20 anni dalla morte di Serafina Battaglia
Battaglia di nome e di fatto. Nome paradisiaco e cognome di guerra.
E Battaglia, alla guerra va. Sarebbe perdente. Ma vince, come un’amazzone, come una diavolessa, con quegli occhi di carbone, nera ma bella, bella perché nera.

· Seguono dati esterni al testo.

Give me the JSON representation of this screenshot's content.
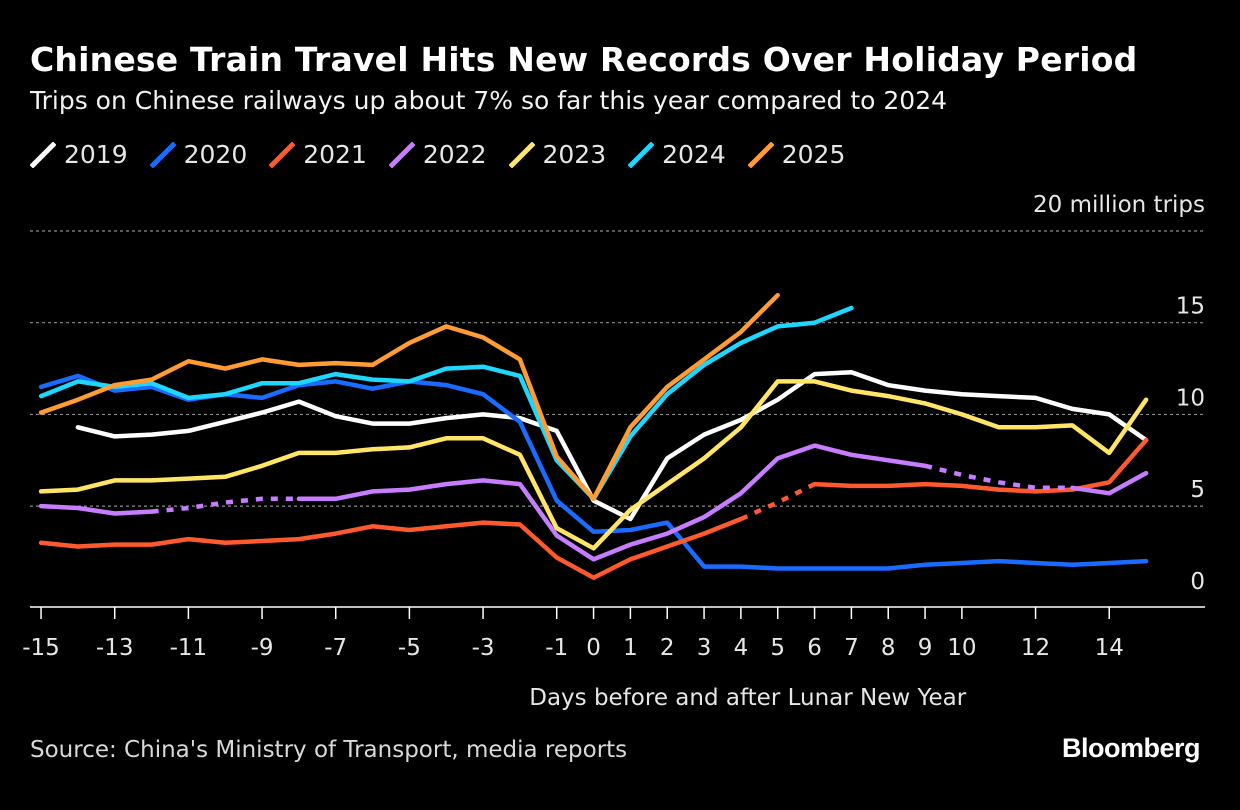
{
  "brand": "Bloomberg",
  "source": "Source: China's Ministry of Transport, media reports",
  "chart_data": {
    "type": "line",
    "title": "Chinese Train Travel Hits New Records Over Holiday Period",
    "subtitle": "Trips on Chinese railways up about 7% so far this year compared to 2024",
    "xlabel": "Days before and after Lunar New Year",
    "ylabel": "million trips",
    "y_unit_label": "20 million trips",
    "ylim": [
      -0.5,
      20
    ],
    "xlim": [
      -15.3,
      16.6
    ],
    "y_ticks": [
      0,
      5,
      10,
      15
    ],
    "y_tick_labels": [
      "0",
      "5",
      "10",
      "15"
    ],
    "x_ticks": [
      -15,
      -13,
      -11,
      -9,
      -7,
      -5,
      -3,
      -1,
      0,
      1,
      2,
      3,
      4,
      5,
      6,
      7,
      8,
      9,
      10,
      12,
      14
    ],
    "x_tick_labels": [
      "-15",
      "-13",
      "-11",
      "-9",
      "-7",
      "-5",
      "-3",
      "-1",
      "0",
      "1",
      "2",
      "3",
      "4",
      "5",
      "6",
      "7",
      "8",
      "9",
      "10",
      "12",
      "14"
    ],
    "series": [
      {
        "name": "2019",
        "color": "#ffffff",
        "points": [
          [
            -14,
            9.3
          ],
          [
            -13,
            8.8
          ],
          [
            -12,
            8.9
          ],
          [
            -11,
            9.1
          ],
          [
            -10,
            9.6
          ],
          [
            -9,
            10.1
          ],
          [
            -8,
            10.7
          ],
          [
            -7,
            9.9
          ],
          [
            -6,
            9.5
          ],
          [
            -5,
            9.5
          ],
          [
            -4,
            9.8
          ],
          [
            -3,
            10.0
          ],
          [
            -2,
            9.8
          ],
          [
            -1,
            9.1
          ],
          [
            0,
            5.3
          ],
          [
            1,
            4.3
          ],
          [
            2,
            7.6
          ],
          [
            3,
            8.9
          ],
          [
            4,
            9.7
          ],
          [
            5,
            10.8
          ],
          [
            6,
            12.2
          ],
          [
            7,
            12.3
          ],
          [
            8,
            11.6
          ],
          [
            9,
            11.3
          ],
          [
            10,
            11.1
          ],
          [
            11,
            11.0
          ],
          [
            12,
            10.9
          ],
          [
            13,
            10.3
          ],
          [
            14,
            10.0
          ],
          [
            15,
            8.6
          ]
        ]
      },
      {
        "name": "2020",
        "color": "#1a6bff",
        "points": [
          [
            -15,
            11.5
          ],
          [
            -14,
            12.1
          ],
          [
            -13,
            11.3
          ],
          [
            -12,
            11.5
          ],
          [
            -11,
            10.8
          ],
          [
            -10,
            11.1
          ],
          [
            -9,
            10.9
          ],
          [
            -8,
            11.6
          ],
          [
            -7,
            11.8
          ],
          [
            -6,
            11.4
          ],
          [
            -5,
            11.8
          ],
          [
            -4,
            11.6
          ],
          [
            -3,
            11.1
          ],
          [
            -2,
            9.6
          ],
          [
            -1,
            5.3
          ],
          [
            0,
            3.6
          ],
          [
            1,
            3.7
          ],
          [
            2,
            4.1
          ],
          [
            3,
            1.7
          ],
          [
            4,
            1.7
          ],
          [
            5,
            1.6
          ],
          [
            6,
            1.6
          ],
          [
            7,
            1.6
          ],
          [
            8,
            1.6
          ],
          [
            9,
            1.8
          ],
          [
            10,
            1.9
          ],
          [
            11,
            2.0
          ],
          [
            12,
            1.9
          ],
          [
            13,
            1.8
          ],
          [
            14,
            1.9
          ],
          [
            15,
            2.0
          ]
        ]
      },
      {
        "name": "2021",
        "color": "#ff5a2e",
        "points": [
          [
            -15,
            3.0
          ],
          [
            -14,
            2.8
          ],
          [
            -13,
            2.9
          ],
          [
            -12,
            2.9
          ],
          [
            -11,
            3.2
          ],
          [
            -10,
            3.0
          ],
          [
            -9,
            3.1
          ],
          [
            -8,
            3.2
          ],
          [
            -7,
            3.5
          ],
          [
            -6,
            3.9
          ],
          [
            -5,
            3.7
          ],
          [
            -4,
            3.9
          ],
          [
            -3,
            4.1
          ],
          [
            -2,
            4.0
          ],
          [
            -1,
            2.2
          ],
          [
            0,
            1.1
          ],
          [
            1,
            2.1
          ],
          [
            2,
            2.8
          ],
          [
            3,
            3.5
          ],
          [
            4,
            4.3
          ],
          [
            5,
            5.2,
            "d"
          ],
          [
            6,
            6.2
          ],
          [
            7,
            6.1
          ],
          [
            8,
            6.1
          ],
          [
            9,
            6.2
          ],
          [
            10,
            6.1
          ],
          [
            11,
            5.9
          ],
          [
            12,
            5.8
          ],
          [
            13,
            5.9
          ],
          [
            14,
            6.3
          ],
          [
            15,
            8.6
          ]
        ]
      },
      {
        "name": "2022",
        "color": "#c77dff",
        "points": [
          [
            -15,
            5.0
          ],
          [
            -14,
            4.9
          ],
          [
            -13,
            4.6
          ],
          [
            -12,
            4.7
          ],
          [
            -11,
            4.9,
            "d"
          ],
          [
            -10,
            5.2,
            "d"
          ],
          [
            -9,
            5.4,
            "d"
          ],
          [
            -8,
            5.4
          ],
          [
            -7,
            5.4
          ],
          [
            -6,
            5.8
          ],
          [
            -5,
            5.9
          ],
          [
            -4,
            6.2
          ],
          [
            -3,
            6.4
          ],
          [
            -2,
            6.2
          ],
          [
            -1,
            3.4
          ],
          [
            0,
            2.1
          ],
          [
            1,
            2.9
          ],
          [
            2,
            3.5
          ],
          [
            3,
            4.4
          ],
          [
            4,
            5.7
          ],
          [
            5,
            7.6
          ],
          [
            6,
            8.3
          ],
          [
            7,
            7.8
          ],
          [
            8,
            7.5
          ],
          [
            9,
            7.2
          ],
          [
            10,
            6.7,
            "d"
          ],
          [
            11,
            6.3,
            "d"
          ],
          [
            12,
            6.0,
            "d"
          ],
          [
            13,
            6.0
          ],
          [
            14,
            5.7
          ],
          [
            15,
            6.8
          ]
        ]
      },
      {
        "name": "2023",
        "color": "#ffe566",
        "points": [
          [
            -15,
            5.8
          ],
          [
            -14,
            5.9
          ],
          [
            -13,
            6.4
          ],
          [
            -12,
            6.4
          ],
          [
            -11,
            6.5
          ],
          [
            -10,
            6.6
          ],
          [
            -9,
            7.2
          ],
          [
            -8,
            7.9
          ],
          [
            -7,
            7.9
          ],
          [
            -6,
            8.1
          ],
          [
            -5,
            8.2
          ],
          [
            -4,
            8.7
          ],
          [
            -3,
            8.7
          ],
          [
            -2,
            7.8
          ],
          [
            -1,
            3.8
          ],
          [
            0,
            2.7
          ],
          [
            1,
            4.8
          ],
          [
            2,
            6.2
          ],
          [
            3,
            7.6
          ],
          [
            4,
            9.3
          ],
          [
            5,
            11.8
          ],
          [
            6,
            11.8
          ],
          [
            7,
            11.3
          ],
          [
            8,
            11.0
          ],
          [
            9,
            10.6
          ],
          [
            10,
            10.0
          ],
          [
            11,
            9.3
          ],
          [
            12,
            9.3
          ],
          [
            13,
            9.4
          ],
          [
            14,
            7.9
          ],
          [
            15,
            10.8
          ]
        ]
      },
      {
        "name": "2024",
        "color": "#1fd6ff",
        "points": [
          [
            -15,
            11.0
          ],
          [
            -14,
            11.8
          ],
          [
            -13,
            11.5
          ],
          [
            -12,
            11.7
          ],
          [
            -11,
            10.9
          ],
          [
            -10,
            11.1
          ],
          [
            -9,
            11.7
          ],
          [
            -8,
            11.7
          ],
          [
            -7,
            12.2
          ],
          [
            -6,
            11.9
          ],
          [
            -5,
            11.8
          ],
          [
            -4,
            12.5
          ],
          [
            -3,
            12.6
          ],
          [
            -2,
            12.1
          ],
          [
            -1,
            7.5
          ],
          [
            0,
            5.4
          ],
          [
            1,
            8.8
          ],
          [
            2,
            11.1
          ],
          [
            3,
            12.7
          ],
          [
            4,
            13.9
          ],
          [
            5,
            14.8
          ],
          [
            6,
            15.0
          ],
          [
            7,
            15.8
          ]
        ]
      },
      {
        "name": "2025",
        "color": "#ff9c33",
        "points": [
          [
            -15,
            10.1
          ],
          [
            -14,
            10.8
          ],
          [
            -13,
            11.6
          ],
          [
            -12,
            11.9
          ],
          [
            -11,
            12.9
          ],
          [
            -10,
            12.5
          ],
          [
            -9,
            13.0
          ],
          [
            -8,
            12.7
          ],
          [
            -7,
            12.8
          ],
          [
            -6,
            12.7
          ],
          [
            -5,
            13.9
          ],
          [
            -4,
            14.8
          ],
          [
            -3,
            14.2
          ],
          [
            -2,
            13.0
          ],
          [
            -1,
            7.7
          ],
          [
            0,
            5.4
          ],
          [
            1,
            9.3
          ],
          [
            2,
            11.5
          ],
          [
            3,
            13.0
          ],
          [
            4,
            14.5
          ],
          [
            5,
            16.5
          ]
        ]
      }
    ]
  }
}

È una Sharazade palermitana, Serafina la battagliera, che non ha più nulla da perdere da quando ha perso i figli. È vedova d’un mafioso, voleva vendetta, ma il primogenito è stato sconfitto e ucciso, il secondo che non aveva alzato un dito gliel’hanno eliminato lo stesso. Allora Serafina combatte. È madre, è dea, la sua casa è un tempio dove l’officiante è lei. Denuncia, accusa, vuota il sacco di fronte al giudice Terranova. Tentano di ammazzarla tre volte. Lei riesce a farli condannare tutti. Prima di Impastato è lei a definire la mafia “una m…”. Non invoca più vendetta. Parla di giustizia. Voce ferma, forte e chiara. Capelli avvolti nello scialle nero. Tutta coperta e mai così libera. Uscita dalla grotta, declama: se tutte le mogli dei morti ammazzati si decidessero a parlare, la mafia in Sicilia non esisterebbe più da un pezzo.
Quando un giornalista le fa notare che sua nuora, la moglie di suo figlio, non ha denunciato, ribatte: lei, con mio figlio, è andata a letto, ma io mio figlio l’ho fatto. Implacabile come solo una donna sa essere, scompare a 85 anni. Ma chissà se li aveva compiuti. Perché la data di morte è completa, della nascita però abbiamo solo l’anno. Accade così, in certi antri di un’Italia africana.
Onore alla battaglia di Serafina, a questa divinità ionia scura come la notte, che ha negli occhi il giorno.